Barbier made a small presentation at the MMA event around mobile consumption and the importance to marketers of investing in the medium as the second biggest after television. His panel featured experts from Channel 4, Starcom and Huawei, discussing what is working well in mobile advertising and what is still causing challenges.
An issue highlighted was creative length. “When you want to do mobile video advertising, you can’t take your 30 second or one minute TV commercial and put it on the mobile format, that’s not going to work,” says Barbier, stressing the importance of brands investing in the creative side to repurpose adverts for the mobile screen.
He also discusses the ad tech players which he feels are still “walled gardens”: “As an advertiser, as a brand, it feels hard to get data in and out from there and being able to make the best of what’s out there working with multiple partners.”
Mobile and TV
Looking to the future of cross screen, Barbier feels that mobile and TV are going to live alongside each other for some time still.
“TV’s still a very strong medium and as a brand you need to invest there,” he says. “What you want to look for is how you compliment or how you make sure your TV buys are well fitted with you digital buys, mobile being a big component of it.”
There’s still a lot of things to do in regards to understanding how audiences can be reached cross screen whilst meeting targets. Barbier feels that working with Nielsen in the US has helped understand what people are consuming on TV and on digital, whilst extending and increasing reach by complimenting TV buys, but is looking for an equivalent in the UK market.
“We have a good idea of what we want to do, now it’s a question of finding the right partners to help us achieve that,” he adds. “Obviously you want to make the best of it and compliment your buys across these screens but there’s a clear time for each of these mediums, and when you talk about mobile its likely going to be on your way to work, at your lunchtime, on your way back to your home.”
At these “right times”, Barbier feels it comes back to having a “short, appealing, engaging type of creative” if you’re going to reach consumers “on their couch on their tablets at night while they watch TV”.

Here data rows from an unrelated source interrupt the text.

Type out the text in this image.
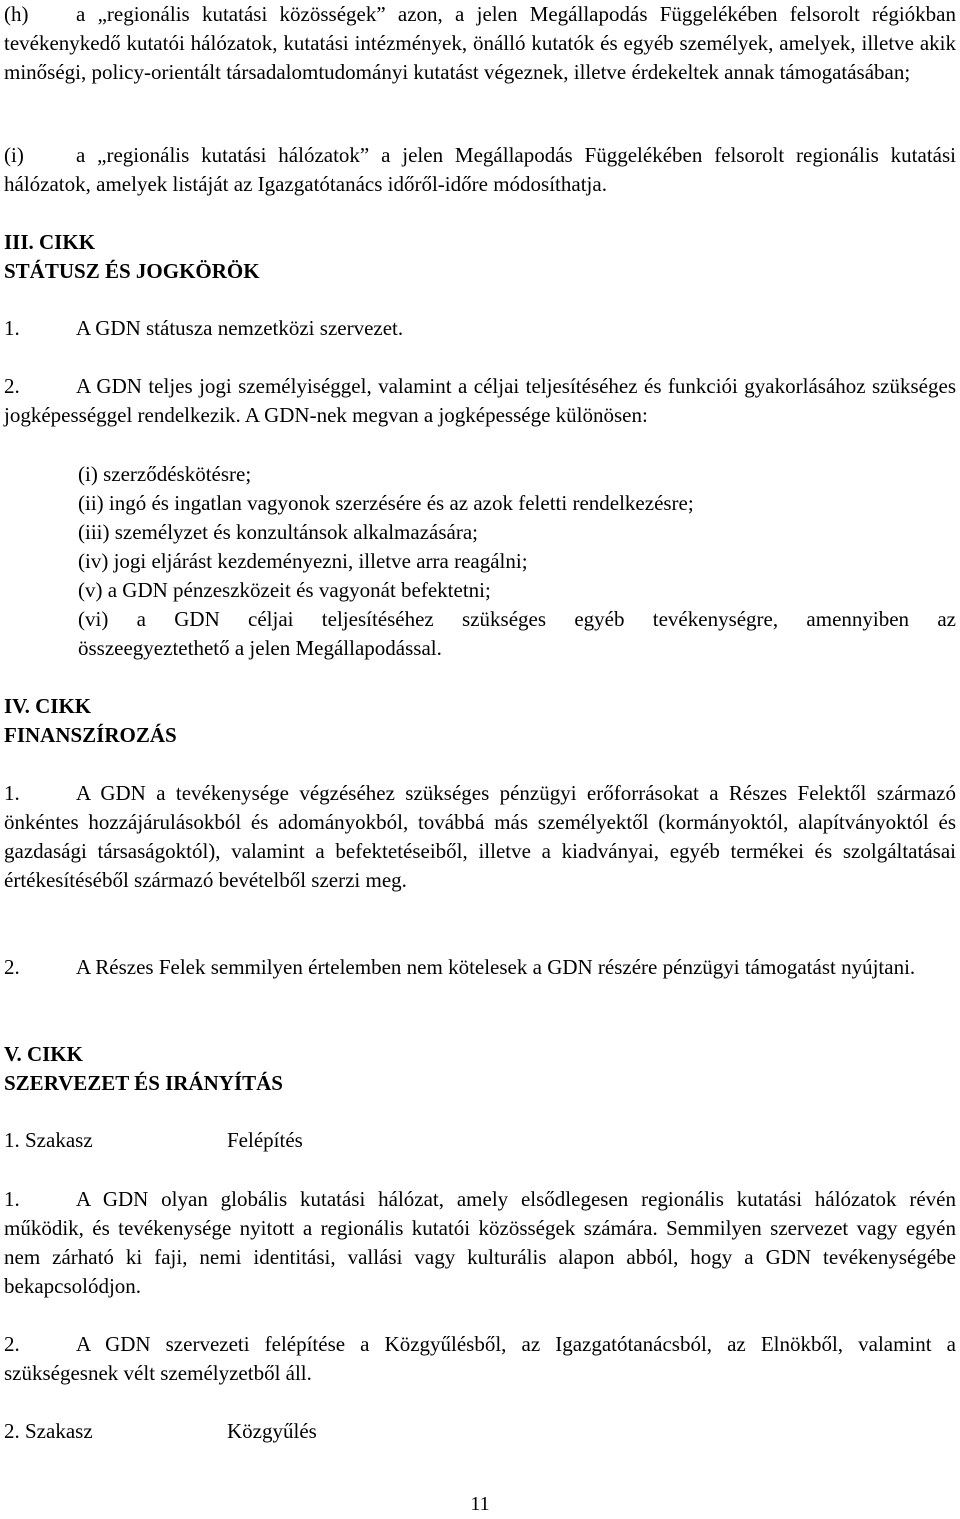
(h) a „regionális kutatási közösségek” azon, a jelen Megállapodás Függelékében felsorolt régiókban tevékenykedő kutatói hálózatok, kutatási intézmények, önálló kutatók és egyéb személyek, amelyek, illetve akik minőségi, policy-orientált társadalomtudományi kutatást végeznek, illetve érdekeltek annak támogatásában;

(i) a „regionális kutatási hálózatok” a jelen Megállapodás Függelékében felsorolt regionális kutatási hálózatok, amelyek listáját az Igazgatótanács időről-időre módosíthatja.

III. CIKK

STÁTUSZ ÉS JOGKÖRÖK

1.	A GDN státusza nemzetközi szervezet.

2.	A GDN teljes jogi személyiséggel, valamint a céljai teljesítéséhez és funkciói gyakorlásához szükséges jogképességgel rendelkezik. A GDN-nek megvan a jogképessége különösen:

(i) szerződéskötésre;

(ii) ingó és ingatlan vagyonok szerzésére és az azok feletti rendelkezésre;

(iii) személyzet és konzultánsok alkalmazására;

(iv) jogi eljárást kezdeményezni, illetve arra reagálni;

(v) a GDN pénzeszközeit és vagyonát befektetni;

(vi) a GDN céljai teljesítéséhez szükséges egyéb tevékenységre, amennyiben az

összeegyeztethető a jelen Megállapodással.

IV. CIKK

FINANSZÍROZÁS

1.	A GDN a tevékenysége végzéséhez szükséges pénzügyi erőforrásokat a Részes Felektől származó önkéntes hozzájárulásokból és adományokból, továbbá más személyektől (kormányoktól, alapítványoktól és gazdasági társaságoktól), valamint a befektetéseiből, illetve a kiadványai, egyéb termékei és szolgáltatásai értékesítéséből származó bevételből szerzi meg.

2.	A Részes Felek semmilyen értelemben nem kötelesek a GDN részére pénzügyi támogatást nyújtani.

V. CIKK

SZERVEZET ÉS IRÁNYÍTÁS

1. Szakasz	Felépítés

1.	A GDN olyan globális kutatási hálózat, amely elsődlegesen regionális kutatási hálózatok révén működik, és tevékenysége nyitott a regionális kutatói közösségek számára. Semmilyen szervezet vagy egyén nem zárható ki faji, nemi identitási, vallási vagy kulturális alapon abból, hogy a GDN tevékenységébe bekapcsolódjon.

2.	A GDN szervezeti felépítése a Közgyűlésből, az Igazgatótanácsból, az Elnökből, valamint a szükségesnek vélt személyzetből áll.

2. Szakasz	Közgyűlés

11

However, he stresses there is more that can be done to better sequence messaging at the right time, making the space exciting. “There’s so much we can do still and learn from the behaviours of the users and do the right thing to advertise in front of them,” he adds.
In Rome at Festival of Media Global 2016, The Economist Group president Paul Rossi said he felt the digital tech bubble was about to burst. Barbier retaliates that, although it’s no secret that the landscape is changing very quickly, the agency world is already starting to take heed.
“Personally, that’s what I like with working at TubeMogul – where we are really part of shaking the industry and trying to make sure that, at the end of the day, we bring back the right value to the advertisers.
“Again, I think there is likely a place for the agencies in that world but this model needs to evolve. We’ll see where it lands, it’s going to take some time I’m sure.”